Événement sportif et maritime, La Route du Rhum compte aussi parmi les manifestations les plus populaires. Depuis sa première édition, la magie de cette transatlantique opère au départ de Saint-Malo. Tous les quatre ans, la cité corsaire ouvre en grand les portes de l’imaginaire marin et lance au public une formidable invitation : celle de l’évasion et de l’émerveillement devant le rêve d’absolu de navigateurs solitaires, des «va-t-en mer» parés à disputer un face à face avec l’océan d’une rare intensité...

Avis de grand vent de liberté ! Comme l’a voulu son concepteur Michel Etevenon, la Route du Rhum fait depuis toujours la part belle à la diversité. Depuis 1978, elle rassemble, sur la même ligne de départ et le même parcours, monocoques et multicoques, petits coursiers océaniques et géants des mers. Cette transatlantique d’un nouveau genre ouvre les chemins de l’Atlantique aux voiliers de tout poil, elle révèle ainsi la farouche vitalité de la course au large.

Séries open et classes en vogue

Dès sa première édition et la victoire aux 98 secondes historiques du petit trimaran de mike birch face au long cigare de Michel Malinovski, la Route du Rhum braque ses projecteurs médiatiques sur les couples formés par un bateau et un solitaire pour braver les mers et affoler les compteurs. pas étonnant donc que la transat à destination de la Guadeloupe devienne, à travers la participation de maxi multicoques aux dimensions inouïes et des séries (Imoca, Class 40...) les plus en vogue sur la crête des vagues, le témoin des avancées architecturales et technologiques de la voile de compétition.

Grandes figures et visages amateurs

Côté skippers aussi, la diversité et le mélange de genres sont toujours de mise entre Saint-Malo et pointe-à-pitre. Tous les quatre ans, des marins venus de tous horizons se rassemblent pour goûter et se ressourcer à la magie du Rhum. La transat accueille en effet sur la même ligne de départ les skippers professionnels et les amateurs. Le temps d’un face à face avec l’océan où l’intensité de la course se mêle à la richesse de l’aventure humaine, elle met des visages anonymes et des grandes figures sur un même pied d’égalité. De quoi écrire parmi les plus belles pages de la course au large.

Images planétaires

Le public ne s’y laisse pas tromper, toujours plus nombreux pour se laisser griser par les exploits de Mike Birch, premier héros du Rhum, de Florence Arthaud fiancée pour toujours avec l’Atlantique, de Laurent Bourgnon au doublé inégalé, ou encore de Lionel Lemonchois qui a traversé l’océan à pas de géant. La magie du Rhum est là, dans des images de mer qui font le tour de la planète et n’ont pas fini d’enivrer toutes les têtes à terre...

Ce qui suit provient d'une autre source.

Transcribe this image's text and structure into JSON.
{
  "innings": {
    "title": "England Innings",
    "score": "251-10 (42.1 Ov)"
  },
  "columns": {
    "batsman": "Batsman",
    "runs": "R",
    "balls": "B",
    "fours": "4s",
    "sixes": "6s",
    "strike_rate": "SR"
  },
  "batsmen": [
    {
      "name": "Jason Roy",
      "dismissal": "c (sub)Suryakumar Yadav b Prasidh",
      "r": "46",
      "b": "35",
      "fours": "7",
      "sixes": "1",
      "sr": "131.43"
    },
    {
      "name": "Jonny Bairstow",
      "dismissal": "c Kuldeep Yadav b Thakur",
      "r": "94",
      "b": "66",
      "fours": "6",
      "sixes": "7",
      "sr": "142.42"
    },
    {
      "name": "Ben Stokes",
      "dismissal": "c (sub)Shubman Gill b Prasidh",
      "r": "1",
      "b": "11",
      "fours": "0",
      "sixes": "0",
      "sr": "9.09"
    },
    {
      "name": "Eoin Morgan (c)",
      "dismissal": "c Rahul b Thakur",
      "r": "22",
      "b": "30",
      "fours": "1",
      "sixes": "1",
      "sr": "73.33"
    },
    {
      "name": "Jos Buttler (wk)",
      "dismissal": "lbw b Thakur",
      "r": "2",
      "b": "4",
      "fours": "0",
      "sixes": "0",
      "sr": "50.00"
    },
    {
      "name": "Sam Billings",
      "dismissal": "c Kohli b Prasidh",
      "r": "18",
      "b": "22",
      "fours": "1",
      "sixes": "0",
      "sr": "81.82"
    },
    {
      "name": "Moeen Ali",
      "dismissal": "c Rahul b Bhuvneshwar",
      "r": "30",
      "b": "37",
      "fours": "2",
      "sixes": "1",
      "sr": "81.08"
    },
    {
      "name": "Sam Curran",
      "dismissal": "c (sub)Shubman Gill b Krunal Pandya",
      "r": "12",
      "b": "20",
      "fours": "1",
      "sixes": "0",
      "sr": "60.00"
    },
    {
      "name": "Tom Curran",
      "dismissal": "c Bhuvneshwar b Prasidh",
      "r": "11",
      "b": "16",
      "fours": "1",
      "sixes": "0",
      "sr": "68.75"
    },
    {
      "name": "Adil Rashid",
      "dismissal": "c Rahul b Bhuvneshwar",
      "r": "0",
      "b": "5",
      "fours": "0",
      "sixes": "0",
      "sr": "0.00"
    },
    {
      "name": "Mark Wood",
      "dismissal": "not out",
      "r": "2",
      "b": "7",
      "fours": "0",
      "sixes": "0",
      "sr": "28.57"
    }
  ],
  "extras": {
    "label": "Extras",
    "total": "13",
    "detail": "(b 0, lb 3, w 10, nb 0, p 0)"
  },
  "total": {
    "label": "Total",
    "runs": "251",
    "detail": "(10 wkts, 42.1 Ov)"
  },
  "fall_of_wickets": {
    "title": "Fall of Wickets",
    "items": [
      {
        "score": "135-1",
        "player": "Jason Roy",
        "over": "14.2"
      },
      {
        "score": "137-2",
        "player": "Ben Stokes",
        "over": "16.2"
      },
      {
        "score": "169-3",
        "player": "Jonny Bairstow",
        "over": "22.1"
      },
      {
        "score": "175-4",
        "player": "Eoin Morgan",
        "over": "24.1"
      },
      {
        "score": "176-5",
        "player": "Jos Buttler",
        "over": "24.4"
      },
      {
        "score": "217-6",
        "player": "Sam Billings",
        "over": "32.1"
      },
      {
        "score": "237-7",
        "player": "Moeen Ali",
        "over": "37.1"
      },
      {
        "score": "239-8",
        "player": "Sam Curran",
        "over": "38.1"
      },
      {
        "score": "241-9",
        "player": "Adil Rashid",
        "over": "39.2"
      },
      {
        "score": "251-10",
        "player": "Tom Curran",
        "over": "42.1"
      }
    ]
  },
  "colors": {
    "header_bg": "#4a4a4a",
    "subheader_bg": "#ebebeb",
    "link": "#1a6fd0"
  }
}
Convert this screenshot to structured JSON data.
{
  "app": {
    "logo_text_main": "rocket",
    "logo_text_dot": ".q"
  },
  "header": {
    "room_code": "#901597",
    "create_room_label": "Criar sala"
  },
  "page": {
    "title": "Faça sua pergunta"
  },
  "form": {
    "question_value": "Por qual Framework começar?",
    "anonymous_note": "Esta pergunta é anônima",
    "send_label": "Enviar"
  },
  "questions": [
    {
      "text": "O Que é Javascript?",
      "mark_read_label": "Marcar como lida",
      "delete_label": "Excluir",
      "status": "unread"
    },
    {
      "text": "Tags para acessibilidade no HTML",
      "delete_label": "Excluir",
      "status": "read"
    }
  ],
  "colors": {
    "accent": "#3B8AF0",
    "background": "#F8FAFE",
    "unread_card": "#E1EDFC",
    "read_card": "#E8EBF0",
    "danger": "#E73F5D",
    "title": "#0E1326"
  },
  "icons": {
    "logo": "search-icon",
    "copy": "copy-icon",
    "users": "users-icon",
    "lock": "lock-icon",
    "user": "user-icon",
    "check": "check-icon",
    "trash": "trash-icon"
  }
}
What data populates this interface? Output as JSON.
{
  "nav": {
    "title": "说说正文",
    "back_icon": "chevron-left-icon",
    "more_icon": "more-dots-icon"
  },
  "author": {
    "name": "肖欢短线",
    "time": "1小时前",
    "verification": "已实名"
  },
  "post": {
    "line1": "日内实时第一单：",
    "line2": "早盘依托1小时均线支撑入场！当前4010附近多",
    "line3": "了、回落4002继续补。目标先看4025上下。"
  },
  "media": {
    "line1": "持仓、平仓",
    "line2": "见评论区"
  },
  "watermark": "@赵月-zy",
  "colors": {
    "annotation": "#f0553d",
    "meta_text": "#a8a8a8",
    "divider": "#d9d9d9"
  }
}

Bateaux : 6 catégories pour écrire l’histoire

Le dimanche 4 novembre 2018, ils devraient être autour de 100 solitaires à s’élancer au large de Saint-Malo pour célébrer les 40 ans de l’épreuve. Fidèle à ses valeurs d’ouverture, la Route du Rhum-Destination Guadeloupe accueillera tous les voiliers à partir de 39 pieds. Petite nouveauté pour cette édition anniversaire, les concurrents se répartiront en six classes, contre cinq en 2014. Les Ultimes et leurs têtes d’affiches seront bien évidemment présents à Saint-Malo, tout comme les IMOCA et leurs skippers tourdumondistes, ou encore les Class40 offrant ce savoureux mélange de coureurs professionnels et d’amateurs. A ces trois catégories répondant à des règles de classe strictes ou défiant toutes les dimensions, il faudra désormais en rajouter deux sans lesquelles l’épreuve ne serait pas ce qu’elle est. Ils étaient pour certains de la première édition, en 1978, à l’image des sisterships du petit trimaran jaune de Mike Birch, premier vainqueur. Autant dire qu’ils sont une part de l’Histoire de la Route du Rhum-Destination Guadeloupe et qu’ils portent en eux l’essence même de cette « transat de la Liberté » voulue par Michel Etévenon. Les bateaux de la catégorie Rhum se diviseront désormais en deux familles, les multicoques d’un côté et les monocoques de l’autre, offrant aux amoureux de la course, à ceux qui s’y préparent comme on s’apprête pour un rendez-vous galant, des retrouvailles attendues tous les quatre ans.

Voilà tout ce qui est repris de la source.